The key component in linseed is alphalinoleic acid (ALA), one of a family of Omega 3 polyunsaturated fatty acids, including eicosapentaenoic acid (EPA) and docosahexaenoicacid (DPA), commonly found in fish and to a lesser extent in meat and milk, which are both formed in the body from ALA. A natural anti-oxidant and anti-inflammatory, it also helps lower cholesterol.
Durwin began by cold pressing his home-grown linseed to sell as a premium culinary oil to be used in no- and very low-temperature cooking. As demand grew, he measured out a daily amount in easy-to-swallow Linseed Pods, encouraging people at the same time to reduce consumption of processed foods and oils HIGH in Omega 6.
“The ideal ratio of Omega 3 and Omega 6 is 1:1,” says Durwin, “but 83% of the Western world is deficient in anti-inflammatory Omega 3 and walking around with 15/20/25 times more Omega 6 in their bodies, which is linked to the production of pro-inflammatory hormones. Many of our most common diseases today begin with inflammation.”
Pre-war, Omega 3 was present in much larger quantities in our diet – in meat and milk from animals fed on Omega-3 rich pasture and linseed meal – while Omega 6, the product of many crops held responsible for destroying the rainforest, had not yet crept into the food chain in any large quantity.
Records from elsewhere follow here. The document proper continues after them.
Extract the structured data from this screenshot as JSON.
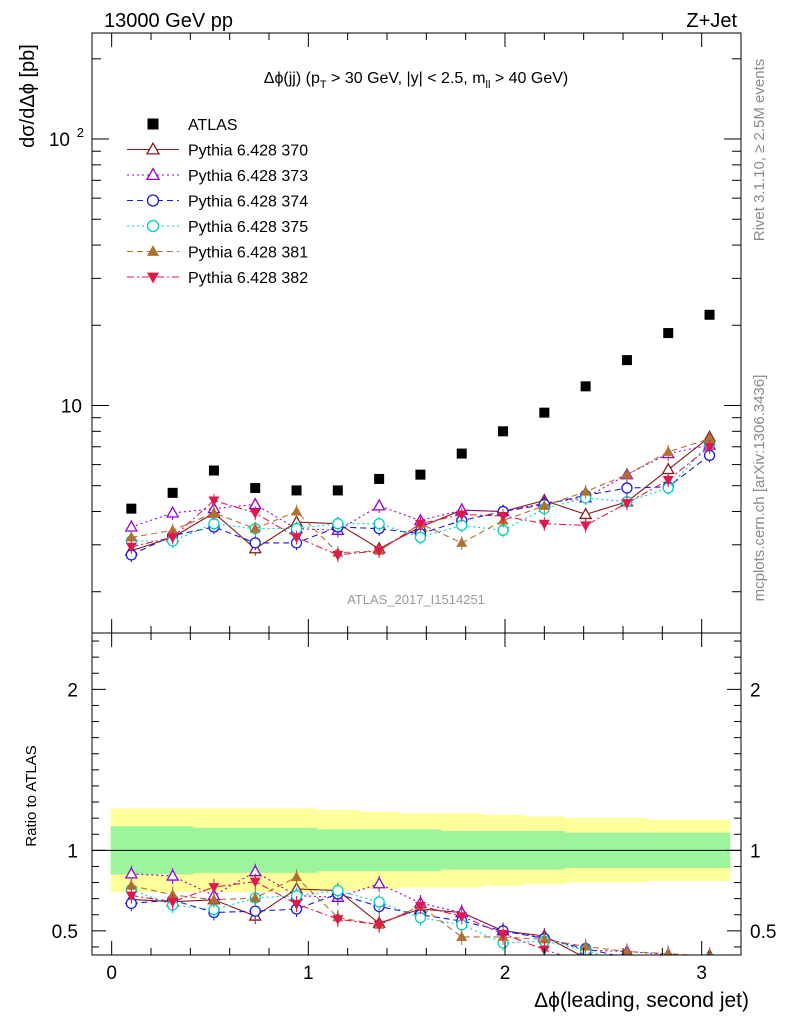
{
  "header": {
    "left": "13000 GeV pp",
    "right": "Z+Jet"
  },
  "side_labels": {
    "rivet": "Rivet 3.1.10, ≥ 2.5M events",
    "mcplots": "mcplots.cern.ch [arXiv:1306.3436]"
  },
  "chart_data": {
    "type": "scatter",
    "title": "Δϕ(jj) (pT > 30 GeV, |y| < 2.5, mll > 40 GeV)",
    "watermark": "ATLAS_2017_I1514251",
    "ylabel": "dσ/dΔϕ [pb]",
    "ratio_ylabel": "Ratio to ATLAS",
    "xlabel": "Δϕ(leading, second jet)",
    "xlim": [
      -0.1,
      3.2
    ],
    "ylim": [
      1.4,
      250
    ],
    "yscale": "log",
    "ratio_ylim": [
      0.35,
      2.35
    ],
    "x_ticks": [
      "0",
      "1",
      "2",
      "3"
    ],
    "y_ticks": [
      "10",
      "10^2"
    ],
    "ratio_ticks": [
      "0.5",
      "1",
      "2"
    ],
    "legend_position": "top-left",
    "x": [
      0.1,
      0.31,
      0.52,
      0.73,
      0.94,
      1.15,
      1.36,
      1.57,
      1.78,
      1.99,
      2.2,
      2.41,
      2.62,
      2.83,
      3.04
    ],
    "series": [
      {
        "name": "ATLAS",
        "color": "#000000",
        "marker": "square",
        "line": "none",
        "values": [
          4.1,
          4.7,
          5.7,
          4.9,
          4.8,
          4.8,
          5.3,
          5.5,
          6.6,
          8.0,
          9.4,
          11.8,
          14.8,
          18.7,
          21.9
        ]
      },
      {
        "name": "Pythia 6.428 370",
        "color": "#8b1a1a",
        "marker": "triangle-open",
        "line": "solid",
        "values": [
          2.85,
          3.2,
          3.95,
          2.9,
          3.65,
          3.6,
          2.9,
          3.5,
          4.05,
          4.0,
          4.4,
          3.9,
          4.35,
          5.75,
          7.6
        ]
      },
      {
        "name": "Pythia 6.428 373",
        "color": "#9400d3",
        "marker": "triangle-open",
        "line": "dotted",
        "values": [
          3.5,
          3.95,
          4.1,
          4.25,
          3.45,
          3.4,
          4.2,
          3.7,
          4.05,
          4.0,
          4.3,
          4.5,
          5.5,
          6.6,
          7.1
        ]
      },
      {
        "name": "Pythia 6.428 374",
        "color": "#1a1ae0",
        "marker": "circle-open",
        "line": "dashed",
        "values": [
          2.75,
          3.25,
          3.5,
          3.05,
          3.05,
          3.5,
          3.45,
          3.3,
          3.7,
          4.0,
          4.25,
          4.6,
          4.9,
          4.95,
          6.5
        ]
      },
      {
        "name": "Pythia 6.428 375",
        "color": "#00d0c0",
        "marker": "circle-open",
        "line": "dotted",
        "values": [
          3.1,
          3.1,
          3.6,
          3.45,
          3.45,
          3.6,
          3.6,
          3.2,
          3.55,
          3.4,
          4.1,
          4.5,
          4.35,
          4.9,
          7.2
        ]
      },
      {
        "name": "Pythia 6.428 381",
        "color": "#b07030",
        "marker": "triangle-filled",
        "line": "dashed",
        "values": [
          3.2,
          3.4,
          3.95,
          3.45,
          4.0,
          2.8,
          2.85,
          3.6,
          3.05,
          3.7,
          4.2,
          4.75,
          5.5,
          6.7,
          7.5
        ]
      },
      {
        "name": "Pythia 6.428 382",
        "color": "#e0194d",
        "marker": "triangle-down-filled",
        "line": "dashdot",
        "values": [
          2.95,
          3.2,
          4.4,
          3.95,
          3.2,
          2.75,
          2.85,
          3.6,
          3.9,
          3.85,
          3.6,
          3.55,
          4.3,
          5.25,
          7.0
        ]
      }
    ],
    "ratio_band": {
      "inner": [
        0.15,
        0.15,
        0.14,
        0.14,
        0.14,
        0.13,
        0.13,
        0.13,
        0.12,
        0.12,
        0.12,
        0.11,
        0.11,
        0.11,
        0.11
      ],
      "outer": [
        0.26,
        0.26,
        0.26,
        0.26,
        0.26,
        0.25,
        0.24,
        0.23,
        0.23,
        0.22,
        0.21,
        0.2,
        0.2,
        0.19,
        0.19
      ],
      "inner_color": "#9cf59c",
      "outer_color": "#ffff99"
    }
  }
}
As he researched, Durwin began to strike more and more Omega 6-rich oils off his shopping list, including soya, rape and palm – all frequently lumped together as ‘vegetable’ oils on food labels; not because they are intrinsically bad in the right quantities, but because when heated to high temperatures in manufacturing, there is evidence that they are so denatured the body no longer recognizes them for what they are.
“People will buy an organic potato and get back home and roast it in organic rapeseed oil and turn a healthy food into an unhealthy one at a stroke,” says Durwin. “What they should be using is saturated fat – dripping, lard, ghee or coconut oil. The chippie in Harrogate was in fact using dripping because he thought it made the chips taste better anyway.”
The Linseed Farm is still the only one in the country growing, pressing and selling fresh oil direct to customers, many of whom report a remarkable impact on their quality of life. But, sadly, it came too late to help Lyn.
“The cancer was particularly aggressive and didn’t respond well to treatment,” says Wendy. “But Lyn’s death made Durwin much more determined to get the message about fats out there to people.”
Sometimes the farm office feels more like a consulting room. “People talk to me on the phone and at shows like they talk to their doctor; men tell me about their cancer, women talk about their menopausal symptoms. For all of them, their underlying question is: ‘If I eat better foods, will I be healthier?” says Durwin.
His conversations over the years has prompted him to begin writing a no-nonsense, non-medical handbook to good health, called ‘The Farmer Will See You Now…’
“The majority of farmers probably do not realise the vital role they should be playing in keeping us healthy by understanding how to provide food that heals,” he says. ”I bet there is no other farm in the country who specifically invites doctors on to their farm to talk about it.”